Every week I share with readers of this blog books I’ve enjoyed and I explain why I have enjoyed and continue to enjoy them.
RECENT READ:
Alice McDermott, Absolution (London: Bloomsbury 2023). While we’re on the subject of historical fiction, most of Absolution is set among the American expatriate community in Saigon in the early 1960s and it seems spot-on. There are vivid descriptions of everything from the way people held cigarettes to the way men routinely and good-humouredly disparaged their wives all the time. And the clothes! The girdles, the sheath dresses with dress preservers held in place with tiny golden safety-pins under the arms.The optimism of early 1960s American Catholicism is vividly conveyed- Kennedy in the White House,Pope John XXIII in the Vatican and communism (it seemed) in retreat. The war, the Americans all believe, will be over next year, and it barely affects them in Saigon anyway.

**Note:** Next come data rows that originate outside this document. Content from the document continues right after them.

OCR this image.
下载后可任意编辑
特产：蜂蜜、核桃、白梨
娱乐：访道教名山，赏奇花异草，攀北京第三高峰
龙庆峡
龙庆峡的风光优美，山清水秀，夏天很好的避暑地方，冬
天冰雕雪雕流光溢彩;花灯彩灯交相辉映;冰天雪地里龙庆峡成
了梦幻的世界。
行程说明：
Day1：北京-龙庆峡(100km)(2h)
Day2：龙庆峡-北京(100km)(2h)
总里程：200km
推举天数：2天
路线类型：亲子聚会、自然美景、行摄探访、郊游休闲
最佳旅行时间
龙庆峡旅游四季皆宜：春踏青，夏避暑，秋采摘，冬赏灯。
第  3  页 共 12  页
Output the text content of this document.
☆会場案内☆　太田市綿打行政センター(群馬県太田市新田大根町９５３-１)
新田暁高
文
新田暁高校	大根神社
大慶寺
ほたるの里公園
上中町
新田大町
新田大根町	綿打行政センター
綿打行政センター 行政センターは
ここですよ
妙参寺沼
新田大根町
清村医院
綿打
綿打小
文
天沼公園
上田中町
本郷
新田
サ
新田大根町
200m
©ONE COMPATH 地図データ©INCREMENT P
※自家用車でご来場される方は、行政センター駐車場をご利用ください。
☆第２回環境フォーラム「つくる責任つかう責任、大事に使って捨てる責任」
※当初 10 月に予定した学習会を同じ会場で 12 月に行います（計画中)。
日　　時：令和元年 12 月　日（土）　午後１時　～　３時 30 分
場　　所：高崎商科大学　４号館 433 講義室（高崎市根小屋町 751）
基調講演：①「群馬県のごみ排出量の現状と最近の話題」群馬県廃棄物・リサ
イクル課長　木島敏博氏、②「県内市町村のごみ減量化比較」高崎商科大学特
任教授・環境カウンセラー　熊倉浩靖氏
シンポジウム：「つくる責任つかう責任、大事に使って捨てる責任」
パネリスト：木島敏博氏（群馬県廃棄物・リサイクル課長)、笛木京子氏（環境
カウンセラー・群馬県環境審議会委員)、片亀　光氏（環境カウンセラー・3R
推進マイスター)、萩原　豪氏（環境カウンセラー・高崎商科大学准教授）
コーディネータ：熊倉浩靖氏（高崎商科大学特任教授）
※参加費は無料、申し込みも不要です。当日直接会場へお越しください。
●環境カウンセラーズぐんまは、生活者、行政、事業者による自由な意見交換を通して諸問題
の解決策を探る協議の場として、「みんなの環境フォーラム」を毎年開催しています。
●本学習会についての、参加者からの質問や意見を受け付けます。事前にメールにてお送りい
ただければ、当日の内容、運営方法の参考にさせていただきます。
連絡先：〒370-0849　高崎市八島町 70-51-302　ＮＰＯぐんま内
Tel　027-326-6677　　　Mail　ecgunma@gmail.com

Patricia, blissfully newly-married to naval engineer (actually intelligence officer) Peter, has been to college and has (almost) participated in civil rights agitation in the South with her radical-Catholic friend Stella, and she’s quite happy now to have given up her teaching job to be the wife at home, though a bit nonplussed at the enforced idleness of a house with servants. One of the other wives, the ultra-confident and scary Charlene – McDermott is very good on female power – takes Patricia under her wing and then all kinds of interesting things happen. The book’s theme is the meaning of ‘goodness’ and the harm that people can do through trying to do good, but it is very forgiving, too. I love all McDermott’s books but this is possibly her best and bravest(although it would be hard to beat Charming Billy). It’s certainly the best newly-published book I’ve read over the past decade.